Okay, so I grant you that it's a little late to be talking about Christmas. By this time of year, everyone is heartily sick of Christmas. (And then Easter eggs creep into the shops.)
It's just that Christmas has been a little different for my family this year. My mother died two days after Christmas last year, so memories of last Christmas, which was not like Christmas at all, were bound to crop up. Around the same time last year a few people from my church died. This year, some people at church also lost family members, including a tiny newborn baby, and one of my good friends lost her father just two days before Christmas.

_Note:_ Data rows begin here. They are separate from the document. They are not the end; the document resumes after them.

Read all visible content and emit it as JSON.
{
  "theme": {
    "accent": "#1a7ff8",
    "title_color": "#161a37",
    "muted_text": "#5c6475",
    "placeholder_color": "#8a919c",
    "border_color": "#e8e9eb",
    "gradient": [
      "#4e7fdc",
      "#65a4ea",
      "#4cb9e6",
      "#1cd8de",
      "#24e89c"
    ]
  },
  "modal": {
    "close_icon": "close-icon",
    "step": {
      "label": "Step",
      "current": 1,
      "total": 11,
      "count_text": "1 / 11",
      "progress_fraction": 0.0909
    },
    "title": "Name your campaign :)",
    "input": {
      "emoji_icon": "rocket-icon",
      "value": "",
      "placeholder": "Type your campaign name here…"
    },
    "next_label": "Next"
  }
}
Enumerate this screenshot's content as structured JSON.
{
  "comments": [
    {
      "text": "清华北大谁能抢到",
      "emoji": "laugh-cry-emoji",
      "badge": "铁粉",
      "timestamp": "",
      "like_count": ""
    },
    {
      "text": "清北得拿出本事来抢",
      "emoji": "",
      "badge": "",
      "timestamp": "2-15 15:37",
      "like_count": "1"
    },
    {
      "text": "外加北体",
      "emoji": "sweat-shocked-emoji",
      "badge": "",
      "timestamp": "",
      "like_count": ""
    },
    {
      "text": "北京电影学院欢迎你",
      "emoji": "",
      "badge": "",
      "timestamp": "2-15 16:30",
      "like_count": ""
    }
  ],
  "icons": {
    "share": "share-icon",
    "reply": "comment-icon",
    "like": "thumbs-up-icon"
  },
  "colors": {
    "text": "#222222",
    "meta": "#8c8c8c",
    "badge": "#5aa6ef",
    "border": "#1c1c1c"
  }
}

It always seems to shock people when things like that happen around Christmas. It just seems such a bad time. As one of the only annual, major celebrations we have, if something happens then, it sticks with us every time we celebrate in years to come. Heck, my mum's death has stuck with me every single day over the past year.
All the same, as much as I was expecting the Christmas of 2006 to be pretty bad, it just didn't turn out that way. It probably helped that we were away from home. But at the same time, there's something about so much death suddenly coming at Christmas, for myself and the people I know, that makes me see so much more clearly why it was that Jesus needed to be here. Which isn't a bad thing, when you come to think of it.
Death is not the opposite of Christmas. It is the reason for it. When I'm getting sick of corny Christmas jingles and materialism, death is the wake-up call that makes me see through to something more raw, more essential, about Christmas.